Few flowers or plants have the multitude of uses that are found with lavender. First harvested in the wild by inhabitants of countries bordering the Mediterranean Sea – its natural habitat – lavender came to be specifically cultivated in herb gardens for its many medicinal and therapeutic properties. Lavender’s remarkable calming and soothing properties led to its widespread use in the ancient Roman baths as one of the most popular ingredients in massage oils.

Lavender was notably featured in “Physica” – the 12th century treatise written by the extraordinary medieval abbess, Hildegard von Bingen and believed to be the first definitive European manual on the use of herbal medicines. She found it particularly beneficial in the treatment of what appear to be migraine headaches that accompanied some of the visions she described in her writings.

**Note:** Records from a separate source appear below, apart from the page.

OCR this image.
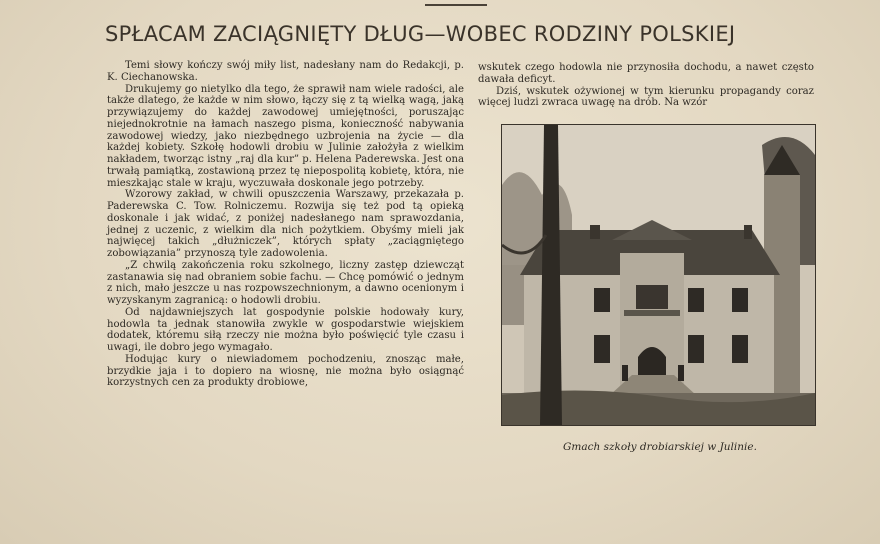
SPŁACAM ZACIĄGNIĘTY DŁUG—WOBEC RODZINY POLSKIEJ

Temi słowy kończy swój miły list, nadesłany nam do Redakcji, p. K. Ciechanowska.

Drukujemy go nietylko dla tego, że sprawił nam wiele radości, ale także dlatego, że każde w nim słowo, łączy się z tą wielką wagą, jaką przywiązujemy do każdej zawodowej umiejętności, poruszając niejednokrotnie na łamach naszego pisma, konieczność nabywania zawodowej wiedzy, jako niezbędnego uzbrojenia na życie — dla każdej kobiety. Szkołę hodowli drobiu w Julinie założyła z wielkim nakładem, tworząc istny „raj dla kur” p. Helena Paderewska. Jest ona trwałą pamiątką, zostawioną przez tę niepospolitą kobietę, która, nie mieszkając stale w kraju, wyczuwała doskonale jego potrzeby.

Wzorowy zakład, w chwili opuszczenia Warszawy, przekazała p. Paderewska C. Tow. Rolniczemu. Rozwija się też pod tą opieką doskonale i jak widać, z poniżej nadesłanego nam sprawozdania, jednej z uczenic, z wielkim dla nich pożytkiem. Obyśmy mieli jak najwięcej takich „dłużniczek”, których spłaty „zaciągniętego zobowiązania” przynoszą tyle zadowolenia.

„Z chwilą zakończenia roku szkolnego, liczny zastęp dziewcząt zastanawia się nad obraniem sobie fachu. — Chcę pomówić o jednym z nich, mało jeszcze u nas rozpowszechnionym, a dawno ocenionym i wyzyskanym zagranicą: o hodowli drobiu.

Od najdawniejszych lat gospodynie polskie hodowały kury, hodowla ta jednak stanowiła zwykle w gospodarstwie wiejskiem dodatek, któremu siłą rzeczy nie można było poświęcić tyle czasu i uwagi, ile dobro jego wymagało.

Hodując kury o niewiadomem pochodzeniu, znosząc małe, brzydkie jaja i to dopiero na wiosnę, nie można było osiągnąć korzystnych cen za produkty drobiowe,

wskutek czego hodowla nie przynosiła dochodu, a nawet często dawała deficyt.

Dziś, wskutek ożywionej w tym kierunku propagandy coraz więcej ludzi zwraca uwagę na drób. Na wzór

Gmach szkoły drobiarskiej w Julinie.
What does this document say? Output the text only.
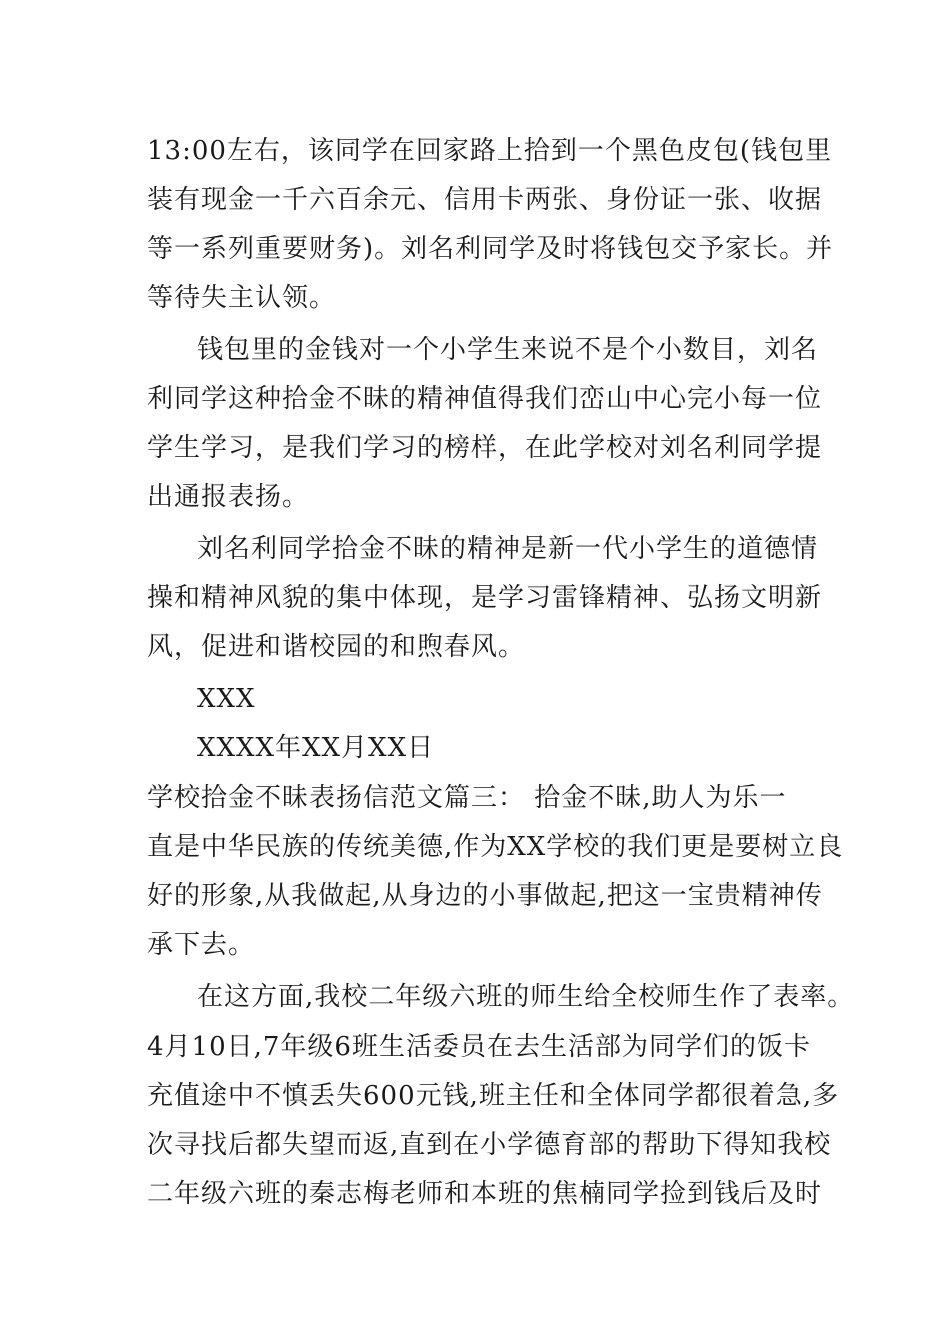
13:00左右，该同学在回家路上拾到一个黑色皮包(钱包里
装有现金一千六百余元、信用卡两张、身份证一张、收据
等一系列重要财务)。刘名利同学及时将钱包交予家长。并
等待失主认领。
钱包里的金钱对一个小学生来说不是个小数目，刘名
利同学这种拾金不昧的精神值得我们峦山中心完小每一位
学生学习，是我们学习的榜样，在此学校对刘名利同学提
出通报表扬。
刘名利同学拾金不昧的精神是新一代小学生的道德情
操和精神风貌的集中体现，是学习雷锋精神、弘扬文明新
风，促进和谐校园的和煦春风。
XXX
XXXX年XX月XX日
学校拾金不昧表扬信范文篇三： 拾金不昧,助人为乐一
直是中华民族的传统美德,作为XX学校的我们更是要树立良
好的形象,从我做起,从身边的小事做起,把这一宝贵精神传
承下去。
在这方面,我校二年级六班的师生给全校师生作了表率。
4月10日,7年级6班生活委员在去生活部为同学们的饭卡
充值途中不慎丢失600元钱,班主任和全体同学都很着急,多
次寻找后都失望而返,直到在小学德育部的帮助下得知我校
二年级六班的秦志梅老师和本班的焦楠同学捡到钱后及时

In addition to these soothing properties that led to its widespread use as a sleep inducer, lavender’s all-natural disinfectant properties led to its widespread use in the prevention of skin and wound infection, long before anyone knew anything about microorganisms, let alone antibiotics. The subsequent discovery of its dramatic topical anesthetic properties led to its use in burns and in salves for insect bites, skin irritations and other symptomatic rashes. The natural therapeutic uses of lavender represent one of its more interesting and well documented applications, particularly in an age when many are looking away from artificial chemicals for both therapeutic and preventative healthcare products.